OPEC’s meeting in Vienna today will be scrutinised more closely than usual amid a backdrop of plunging oil prices and political changes within the oil producing countries.
After a period of firming crude oil, prices have plunged from $86 a barrel of WTI crude to $60, making a production cut of around 1 million barrels of oil a day all but inevitable.
Plunging crude prices have been another factor in the stock market’s wider volatility, with weakening energy stocks weighing on global indices such as the Dow Jones. The US-China trade war is also expected to drag on global demand for oil, although the recently announced 90-day truce should provide some drag on that effect.
The 15 OPEC countries will be joined by the so-called “Opec-Plus”, which includes Russia. President Vladimir Putin shrugged off the diplomatic firestorm surrounding Saudi Arabia’s Mohammad Bin Salman by greeting him enthusiastically at the recent G20 Summit.
“Saudi Arabia and Russia have already pledged their commitment to oil cooperation and a willingness to curb production in 2019, and we expect OPEC+ to bring the market back into a better balance when they meet on Thursday” said Candice Bangsund, vice president and portfolio manager at Canada’s Fiera Capital.
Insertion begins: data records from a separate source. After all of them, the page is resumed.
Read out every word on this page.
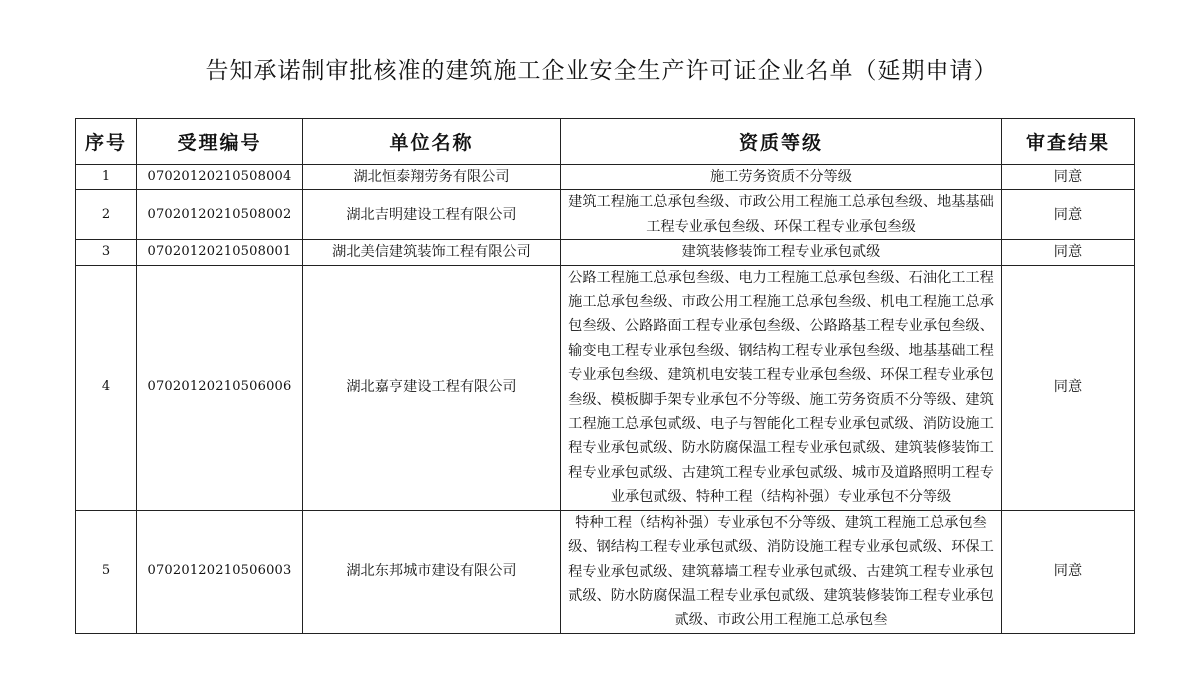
告知承诺制审批核准的建筑施工企业安全生产许可证企业名单（延期申请）
序号	受理编号	单位名称	资质等级	审查结果
1	07020120210508004	湖北恒泰翔劳务有限公司	施工劳务资质不分等级	同意
2	07020120210508002	湖北吉明建设工程有限公司	建筑工程施工总承包叁级、市政公用工程施工总承包叁级、地基基础工程专业承包叁级、环保工程专业承包叁级	同意
3	07020120210508001	湖北美信建筑装饰工程有限公司	建筑装修装饰工程专业承包贰级	同意
4	07020120210506006	湖北嘉亨建设工程有限公司	公路工程施工总承包叁级、电力工程施工总承包叁级、石油化工工程施工总承包叁级、市政公用工程施工总承包叁级、机电工程施工总承包叁级、公路路面工程专业承包叁级、公路路基工程专业承包叁级、输变电工程专业承包叁级、钢结构工程专业承包叁级、地基基础工程专业承包叁级、建筑机电安装工程专业承包叁级、环保工程专业承包叁级、模板脚手架专业承包不分等级、施工劳务资质不分等级、建筑工程施工总承包贰级、电子与智能化工程专业承包贰级、消防设施工程专业承包贰级、防水防腐保温工程专业承包贰级、建筑装修装饰工程专业承包贰级、古建筑工程专业承包贰级、城市及道路照明工程专业承包贰级、特种工程（结构补强）专业承包不分等级	同意
5	07020120210506003	湖北东邦城市建设有限公司	特种工程（结构补强）专业承包不分等级、建筑工程施工总承包叁级、钢结构工程专业承包贰级、消防设施工程专业承包贰级、环保工程专业承包贰级、建筑幕墙工程专业承包贰级、古建筑工程专业承包贰级、防水防腐保温工程专业承包贰级、建筑装修装饰工程专业承包贰级、市政公用工程施工总承包叁	同意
Qatar's OPEC Exit Shakes Consensus
OPEC is usually seen as a cohesive organisation but news that Qatar will withdraw from the cartel next month has rocked this consensus. Ostensibly, Qatar’s withdrawal is due to plans to focus more on natural gas output. But a diplomatic rift with the world’s largest oil producer, Saudi Arabia, has also been a driving factor.
Bangsund notes that while Qatar’s decision to leave has had negligible impact on crude prices due to the small percentage of OPEC production, the risk remains that walking away from OPEC controls could see Qatar increase output and undermine OPEC+ efforts to support the market. Qatar pumped 610,000 barrels a day in October, less than 2% of the group total of 33.3 million barrels per day.
However, more that production numbers, it’s the political risk that worries some portfolio managers.
“OPEC isn’t what it used to be, and the politics behind the organisation is starting to show”, said Greg Taylor, portfolio manager at Purpose Investments.
Could other countries follow Qatar’s lead and leave the cartel?
Shares in the FTSE 100’s big oil giants Royal Dutch Shell (RDSB) and BP (BP.) have suffered since the crude oil price went abruptly into reverse. Shell’s shares hit £28 in early summer but are now down to £23.
Having approached 600p a share after a recent strong run of results, BP’s shares have retreated to 500p. Morningstar analysts rate both stocks as four star, which means they are undervalued.
Morningstar’s medium to long term view is that crude oil prices will be kept in check by increasing US shale production.